Biological Engineering is an interdisciplinary area focusing on the application of engineering principles to analyze biological systems and to solve problems in the interfacing of such systems -- plant, animal or microbial--with human-designed machines, structures, processes and instrumentation. The biological revolution continues to mature and impact all of us. Human-based gene manipulation affects nearly all North American food supplies. Plants and animals are already being defined on a molecular basis. Living organisms can now be analyzed, measured and "engineered" as never before. Designer "bugs" are being produced to enhance biological processes. These changes continue to redefine our research and graduate programs that continue to emphasize biological, environmental and food and fiber engineering. Our connections to agriculture and food systems remain, but modern agriculture is greatly influenced by biotechnology, and our connections to agriculture reflect this fact. A basic goal is to design technology that operates in harmony with the biology of living systems. In many cases, currently available knowledge is inadequate to support engineering design of food and biological processes. Hence, greater fundamental knowledge of biology and its potential applications are also of concern to the biological engineer.

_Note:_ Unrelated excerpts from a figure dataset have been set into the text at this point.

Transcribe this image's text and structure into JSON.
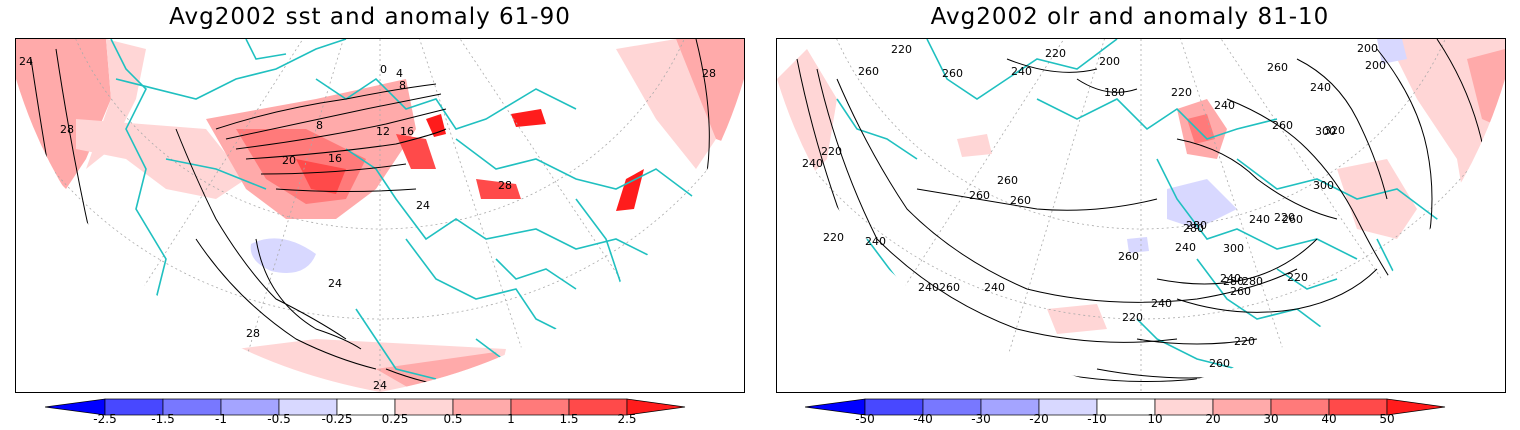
{
  "colors": {
    "coast": "#20c0c0",
    "contour": "#000000",
    "neg": [
      "#0000ff",
      "#4848ff",
      "#7878ff",
      "#a4a4ff",
      "#d8d8ff"
    ],
    "pos": [
      "#ffd6d6",
      "#ffaaaa",
      "#ff7a7a",
      "#ff4a4a",
      "#ff1c1c"
    ]
  },
  "panels": [
    {
      "title": "Avg2002 sst and anomaly 61-90",
      "colorbar": {
        "labels": [
          "-2.5",
          "-1.5",
          "-1",
          "-0.5",
          "-0.25",
          "0.25",
          "0.5",
          "1",
          "1.5",
          "2.5"
        ]
      },
      "contour_labels": [
        "24",
        "28",
        "0",
        "4",
        "8",
        "8",
        "12",
        "16",
        "20",
        "16",
        "28",
        "24",
        "24",
        "28",
        "24"
      ]
    },
    {
      "title": "Avg2002 olr and anomaly 81-10",
      "colorbar": {
        "labels": [
          "-50",
          "-40",
          "-30",
          "-20",
          "-10",
          "10",
          "20",
          "30",
          "40",
          "50"
        ]
      },
      "contour_labels": [
        "220",
        "260",
        "260",
        "240",
        "200",
        "220",
        "180",
        "220",
        "200",
        "240",
        "260",
        "240",
        "260",
        "220",
        "240",
        "260",
        "280",
        "300",
        "320",
        "300",
        "280",
        "260",
        "240",
        "220",
        "200",
        "260",
        "220",
        "240",
        "260",
        "240",
        "260",
        "280",
        "300",
        "280",
        "260",
        "240",
        "220",
        "240",
        "240",
        "220",
        "260",
        "240",
        "220",
        "260"
      ]
    }
  ]
}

Department Research Areas include:
Biosensors, bioassays and microfluidic lab-on-a-chip systems will be developed for the detection of pathogenic organisms, toxins, and clinically relevant markers. Applications of the sensors will be toward clinical diagnostics, food safety, environmental protection or biosecurity.
Nucleic Acid Engineering
Work with engineering DNA into a nanomaterial for real world applications including drug (DNA/siRNA/cell) delivery, molecular sensing, cell-free protein production, protein engineering and nanoparticle-based photonic/optoelectronic/photovoltaic devices.
Experiment with measurement and modeling of physiological functions in animals and plants. A broad range of projects are possible and can involve physiological functions at the cellular level as well as larger more complex systems.
Microbial Fuel cells
Microbial fuel cells use bacterial cells for the generation of bioelectricity from waste products. Projects within this area include gene expression studies using Bioconductor in the R- project language, development of a portable potentiostat to study bacterial interactions in situ, studying bacterial interactions, and development of a microfluidic bioreactor.
Bioenergetics and Stress Factors
Bioenergetics involves development of mechanistic models to predict energy budget of endotherms for virtually any thermal conditions. Stress factors in livestock involves time series analyses of thermal data (temperature, relative humidity, wind speed and solar radiation), physiological responses data (internal body temperature, respiration rate, sweating rate, etc) and physical and optical properties of hair coat (fur layer) in defining stress and stress levels of livestock in hot and dry, and hot and humid environments.
Energy Systems Engineering
A systematic approach to future energy needs. Projects within this area include: Developing and validating system models of material, energy and monetary flows for cellulosic and corn ethanol and application of models to assess system energetics, economics, and carbon balance; Developing frameworks for integration of uncertain wind resources into existing electric power grids through the use of optimization in conjunction with simulations on a simplified power system.
Developing energy-efficient technologies to support year-round, local, vegetable production and production of high value chemicals such as pharmaceuticals from plants in closed environments.
Soil and Water Engineering
Developing, testing, and designing water quality protection strategies and novel approaches to monitoring hydrological systems. Additional focus on sustainable water development throughout the world.